The countryside rolled by us devoid of roads, houses, or cars. “Why on earth not?” I said.

            “A car might come,” he answered.

            My eyes scanned the horizon; not a car in sight. I looked behind us. No one followed for the miles that rolled out flat and unbroken behind us. We hadn’t seen another car all morning. “It’s Wyoming, Bruce” I said.

            “I’ll pull off at the next exit,” he answered.

            “It’s Wyoming, Bruce. The next exit could be two hours away.”

            As if in answer a sign came into view. “Dead Indian Road - 10 miles”, it read.

            “We’ll pull off there,” Bruce answered, satisfied that that was a good solution.

            Finn stood up and circled on my lap.
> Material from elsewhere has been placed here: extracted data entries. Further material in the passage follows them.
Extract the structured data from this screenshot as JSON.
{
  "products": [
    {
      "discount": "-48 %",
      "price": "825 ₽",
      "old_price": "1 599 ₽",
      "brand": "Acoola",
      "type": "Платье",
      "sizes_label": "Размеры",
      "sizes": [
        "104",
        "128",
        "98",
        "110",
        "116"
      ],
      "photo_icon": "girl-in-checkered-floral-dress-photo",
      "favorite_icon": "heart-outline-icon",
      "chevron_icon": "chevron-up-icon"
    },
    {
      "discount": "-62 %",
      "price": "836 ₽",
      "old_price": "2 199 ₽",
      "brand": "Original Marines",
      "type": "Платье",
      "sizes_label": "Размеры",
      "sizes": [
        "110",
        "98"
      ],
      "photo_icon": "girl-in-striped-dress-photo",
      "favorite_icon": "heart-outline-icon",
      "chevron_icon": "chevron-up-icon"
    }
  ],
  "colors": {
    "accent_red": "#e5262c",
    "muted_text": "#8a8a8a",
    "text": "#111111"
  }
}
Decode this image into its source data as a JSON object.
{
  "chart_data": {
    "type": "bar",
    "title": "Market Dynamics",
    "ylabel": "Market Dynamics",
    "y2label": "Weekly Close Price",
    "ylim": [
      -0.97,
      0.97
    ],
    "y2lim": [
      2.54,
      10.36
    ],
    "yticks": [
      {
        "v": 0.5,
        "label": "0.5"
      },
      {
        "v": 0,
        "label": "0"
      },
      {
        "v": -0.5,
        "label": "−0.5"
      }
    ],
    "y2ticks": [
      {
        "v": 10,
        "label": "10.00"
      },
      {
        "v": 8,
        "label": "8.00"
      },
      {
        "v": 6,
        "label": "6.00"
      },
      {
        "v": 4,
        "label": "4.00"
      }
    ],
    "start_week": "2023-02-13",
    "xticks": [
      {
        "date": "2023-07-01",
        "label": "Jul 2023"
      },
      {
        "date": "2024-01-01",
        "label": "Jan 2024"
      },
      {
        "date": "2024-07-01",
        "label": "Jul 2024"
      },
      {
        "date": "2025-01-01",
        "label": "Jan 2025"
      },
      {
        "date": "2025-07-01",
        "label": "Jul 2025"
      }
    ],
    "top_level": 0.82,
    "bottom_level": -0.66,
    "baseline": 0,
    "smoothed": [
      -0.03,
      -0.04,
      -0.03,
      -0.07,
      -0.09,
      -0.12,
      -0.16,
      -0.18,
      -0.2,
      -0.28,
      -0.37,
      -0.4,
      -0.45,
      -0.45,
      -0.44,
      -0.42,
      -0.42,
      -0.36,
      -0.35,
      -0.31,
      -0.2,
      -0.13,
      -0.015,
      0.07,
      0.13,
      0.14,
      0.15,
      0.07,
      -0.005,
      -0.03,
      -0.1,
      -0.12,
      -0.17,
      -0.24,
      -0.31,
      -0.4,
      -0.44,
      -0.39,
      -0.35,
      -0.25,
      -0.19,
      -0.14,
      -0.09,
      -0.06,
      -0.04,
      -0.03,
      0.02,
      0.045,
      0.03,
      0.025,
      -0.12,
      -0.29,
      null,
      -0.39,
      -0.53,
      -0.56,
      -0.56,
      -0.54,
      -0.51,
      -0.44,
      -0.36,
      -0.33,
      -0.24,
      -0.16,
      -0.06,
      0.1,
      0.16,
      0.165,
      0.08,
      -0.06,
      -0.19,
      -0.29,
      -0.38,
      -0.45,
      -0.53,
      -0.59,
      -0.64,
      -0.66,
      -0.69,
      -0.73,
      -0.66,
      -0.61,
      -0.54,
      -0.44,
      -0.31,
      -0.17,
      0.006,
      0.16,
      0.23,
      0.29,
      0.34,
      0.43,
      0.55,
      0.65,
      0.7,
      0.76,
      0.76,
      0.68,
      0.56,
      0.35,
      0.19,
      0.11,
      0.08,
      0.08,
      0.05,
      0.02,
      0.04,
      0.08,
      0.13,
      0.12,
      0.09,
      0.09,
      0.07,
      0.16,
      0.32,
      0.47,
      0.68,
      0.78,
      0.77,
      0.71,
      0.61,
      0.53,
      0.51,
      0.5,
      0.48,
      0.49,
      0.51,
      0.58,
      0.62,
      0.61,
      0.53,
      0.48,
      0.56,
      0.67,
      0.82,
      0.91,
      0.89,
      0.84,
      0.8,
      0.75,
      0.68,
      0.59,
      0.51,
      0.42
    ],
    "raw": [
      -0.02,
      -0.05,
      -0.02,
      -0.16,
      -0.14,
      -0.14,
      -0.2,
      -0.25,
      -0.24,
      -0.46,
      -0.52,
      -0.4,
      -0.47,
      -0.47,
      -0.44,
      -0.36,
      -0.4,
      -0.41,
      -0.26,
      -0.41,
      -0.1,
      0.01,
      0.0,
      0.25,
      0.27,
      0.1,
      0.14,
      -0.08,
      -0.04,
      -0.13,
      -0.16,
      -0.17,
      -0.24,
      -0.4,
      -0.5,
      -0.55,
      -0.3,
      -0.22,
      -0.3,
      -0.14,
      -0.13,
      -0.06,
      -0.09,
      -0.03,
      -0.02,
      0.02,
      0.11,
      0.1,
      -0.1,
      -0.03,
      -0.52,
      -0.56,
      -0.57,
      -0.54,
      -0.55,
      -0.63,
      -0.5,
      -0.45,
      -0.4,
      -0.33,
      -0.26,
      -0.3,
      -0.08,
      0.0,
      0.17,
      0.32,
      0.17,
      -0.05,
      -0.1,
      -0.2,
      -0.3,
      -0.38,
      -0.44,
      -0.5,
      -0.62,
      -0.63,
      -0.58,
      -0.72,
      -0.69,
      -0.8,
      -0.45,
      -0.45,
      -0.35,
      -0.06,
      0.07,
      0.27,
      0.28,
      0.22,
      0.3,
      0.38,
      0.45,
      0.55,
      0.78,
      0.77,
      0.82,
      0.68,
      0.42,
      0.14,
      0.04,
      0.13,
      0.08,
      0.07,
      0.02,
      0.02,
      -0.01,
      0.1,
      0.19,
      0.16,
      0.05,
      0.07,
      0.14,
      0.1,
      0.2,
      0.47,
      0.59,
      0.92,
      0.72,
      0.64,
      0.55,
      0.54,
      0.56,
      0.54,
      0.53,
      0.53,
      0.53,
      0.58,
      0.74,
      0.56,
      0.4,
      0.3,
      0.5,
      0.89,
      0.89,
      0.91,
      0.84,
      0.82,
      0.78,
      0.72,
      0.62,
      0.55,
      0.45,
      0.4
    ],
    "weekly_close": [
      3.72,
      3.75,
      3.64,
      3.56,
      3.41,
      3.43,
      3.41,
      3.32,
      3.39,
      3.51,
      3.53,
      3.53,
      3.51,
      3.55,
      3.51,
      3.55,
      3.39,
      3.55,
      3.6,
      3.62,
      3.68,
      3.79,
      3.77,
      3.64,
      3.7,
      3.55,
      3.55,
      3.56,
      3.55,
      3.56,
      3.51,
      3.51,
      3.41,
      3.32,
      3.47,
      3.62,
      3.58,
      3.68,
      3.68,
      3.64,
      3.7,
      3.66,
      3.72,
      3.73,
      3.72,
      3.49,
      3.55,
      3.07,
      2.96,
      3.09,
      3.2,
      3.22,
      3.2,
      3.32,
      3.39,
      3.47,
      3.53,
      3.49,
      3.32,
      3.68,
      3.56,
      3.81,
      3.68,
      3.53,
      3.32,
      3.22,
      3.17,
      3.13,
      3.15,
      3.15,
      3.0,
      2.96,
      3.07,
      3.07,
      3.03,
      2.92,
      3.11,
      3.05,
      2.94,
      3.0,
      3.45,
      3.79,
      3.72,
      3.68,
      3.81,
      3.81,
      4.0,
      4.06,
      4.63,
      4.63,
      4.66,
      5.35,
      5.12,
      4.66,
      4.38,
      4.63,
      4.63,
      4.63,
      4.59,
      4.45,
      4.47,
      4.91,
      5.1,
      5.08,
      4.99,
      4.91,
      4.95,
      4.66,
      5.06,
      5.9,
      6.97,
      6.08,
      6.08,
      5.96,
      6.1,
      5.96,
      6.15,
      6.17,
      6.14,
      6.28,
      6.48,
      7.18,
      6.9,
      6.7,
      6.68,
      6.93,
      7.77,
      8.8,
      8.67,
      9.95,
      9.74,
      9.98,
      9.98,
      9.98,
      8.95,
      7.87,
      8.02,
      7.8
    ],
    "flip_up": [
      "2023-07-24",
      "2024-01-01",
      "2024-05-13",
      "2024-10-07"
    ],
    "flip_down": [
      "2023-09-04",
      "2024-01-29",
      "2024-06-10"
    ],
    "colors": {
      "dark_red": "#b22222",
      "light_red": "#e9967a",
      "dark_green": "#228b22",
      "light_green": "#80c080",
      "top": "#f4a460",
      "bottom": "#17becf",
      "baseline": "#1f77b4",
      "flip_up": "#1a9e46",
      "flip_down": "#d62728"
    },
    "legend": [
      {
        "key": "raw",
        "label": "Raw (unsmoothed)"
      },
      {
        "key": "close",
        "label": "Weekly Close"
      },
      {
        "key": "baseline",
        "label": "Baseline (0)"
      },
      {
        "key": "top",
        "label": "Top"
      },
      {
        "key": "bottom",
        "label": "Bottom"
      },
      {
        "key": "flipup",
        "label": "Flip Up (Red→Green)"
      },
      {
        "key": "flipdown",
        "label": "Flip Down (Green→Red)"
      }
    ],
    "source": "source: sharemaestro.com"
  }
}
I pet him ineffectually. “Should have warned you buddy,” I thought, “bladders and stomachs don’t usually figure into Bruce’s calculations.” I hoped he wouldn’t pee on my lap.

            As if resigned, he put his paws on my shoulders and pushing with his back legs, climbed up to the back of the bench seat. “Good” I thought, as Finn tight rope walked across the back of the seat to the middle where he usually slept. “He’s going to lie down and sleep a while.” But when he reached the middle of the seat he kept walking until he was balancing on the back of seat right behind Bruce’s right shoulder.

            “What’s he doing,” Bruce asked, as a sizzling sound filled the air, the acrid smell of warm urine floating across the cab. “Stop him,” Bruce yelled, as I watched a dark wet patch spread slowly across Bruce’s shoulder and down his back and arm. Dark yellow urine pooled on the vinyl seat, and rolled slowly toward me. I pressed myself against the door, looking around for something to dam the flood. Finn stood balanced behind Bruce’s shoulder, the stream of warm yellow urine flowing on and on and on. I watched enthralled, amazed that such a little dog could hold so much pee.

“Stop him,” Bruce said again, but I was trying not to laugh, while I pulled a roll of paper towels from behind the seat and mopped up urine.  The pee followed a seam in the vinyl and spilled onto the floor of the cab, avoiding me all together.

Finn finally stopped, turned and walked back to me. He climbed down off the seat and curled up on my lap for a nap.

I mopped ineffectually at Bruce’s soaked shirt with a paper towel. “Maybe you can stop at the next rest area to change,” I said, as Bruce’s unsmiling face stared straight ahead.